It is quite amusing and indeed eye-popping that ten months before the 2020 general elections, President Akuffo Addo is still hanging on to a political playbook that has grown old, stale and, frankly, out of sync with the grim economic realities of everyday life in Ghana.
I am referring, of course, to his constant, and relentless proclivity to conflate and compare his achievements with those of his predecessor, Mr. John Mahama.
At an investors summit in London last week, Mr. Addo did not miss a step. He kept on beating the same drum and engaging in self adulation while downplaying the achievements of his predecessor.
Before a foreign audience, he shamelessly declared to those who would listen that his time in office, albeit all three years of it, has been more beneficial to the people of Ghana than Mahama’s 6 years.
As is his style, the President rattled off economic numbers to back up his claim. To those gathered, Mr. Addo had this to say about his achievements.
“The deficit was 9.3 percent but is now 4.5 percent; inflation was 15.4 percent but is now 7.9 percent and the economy grew from 3.6 percent to 7 percent in three years,” Mr. Addo pointedly remarked.
These are quite impressive numbers by any economic standard. But do they actually reflect the economic and financial realities on the ground? The answer, my friends, is a resounding NO.
The fact of the matter is that, Mr. Addo’s contention was not only misleading, it was also patently absurd.
Ghanaians will be the first to testify that the economy under the management of Mr. Addo has sputtered and limped along like the sick man of Africa.
It has not performed to the expectations of millions. Youth unemployment is still high and daily existence is a mighty struggle. And the cedi continues its downward slide.
As the country gears up for the elections, the weak economy is the topic of many conversations among Ghanaians.
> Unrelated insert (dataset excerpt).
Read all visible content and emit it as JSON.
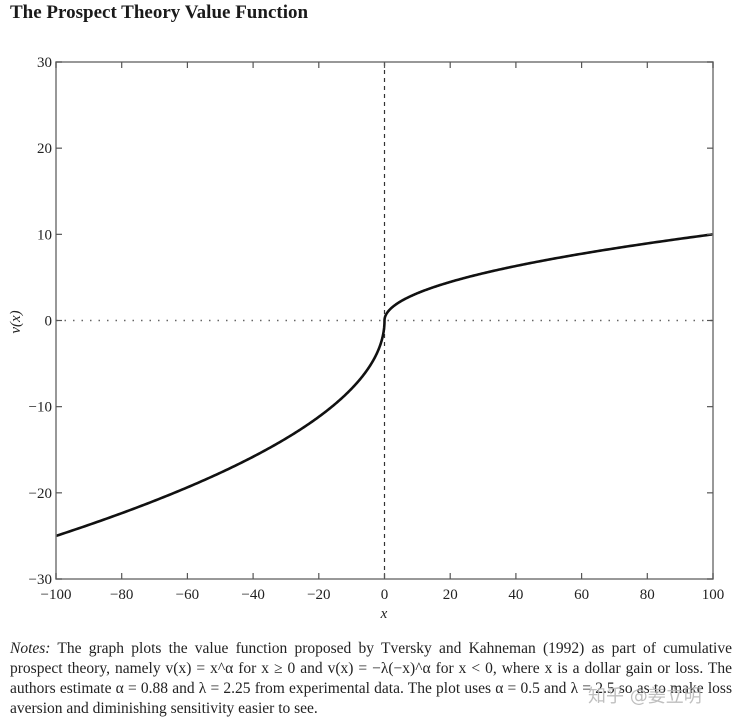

Be it at work, at home, at the trotro station or at the market, Ghanaians are complaining bitterly about the daily hardships they have to endure to make ends meet.
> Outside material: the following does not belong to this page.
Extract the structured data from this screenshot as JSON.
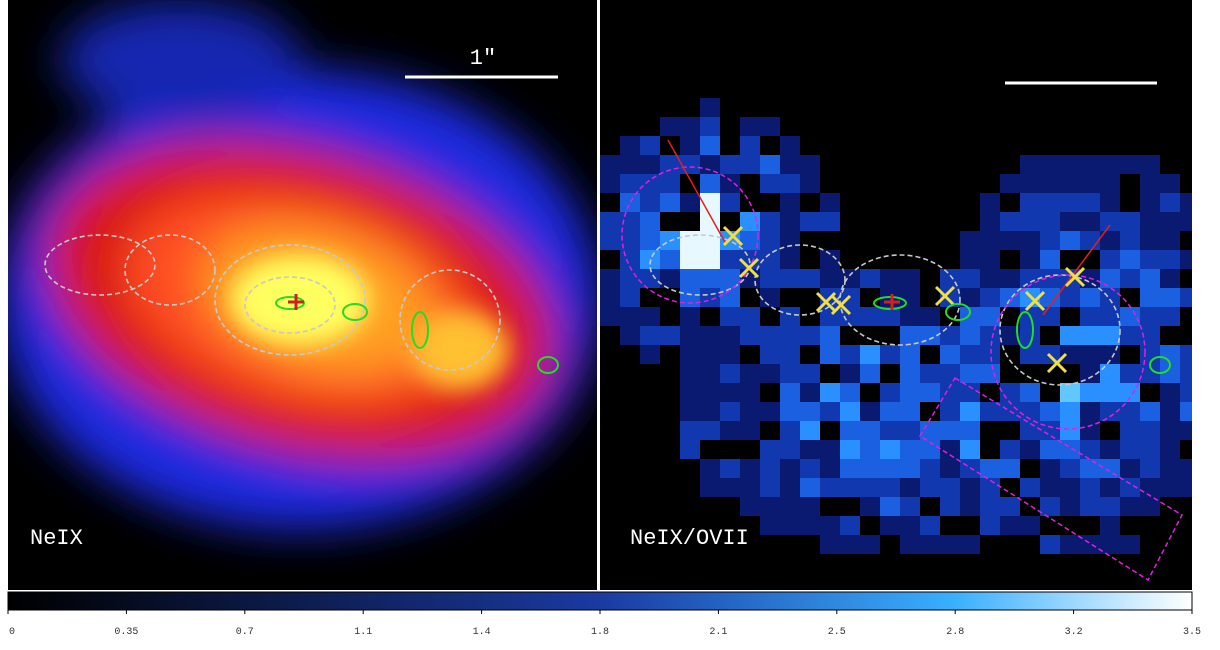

Many are wondering if the Addo administration will ever be able to resuscitate/revamp the economy as the President promised voters in 2016.
Ultimately, it will be best if the President and his surrogates put a screeching halt to this nonsense of singing their own praises when the facts on the ground do not back them up.
“The economy sucks” as the Americans say, and Mr. Addo better pay attention to addressing the needs of Ghanaians before they go to the polls in December and decide his political fate.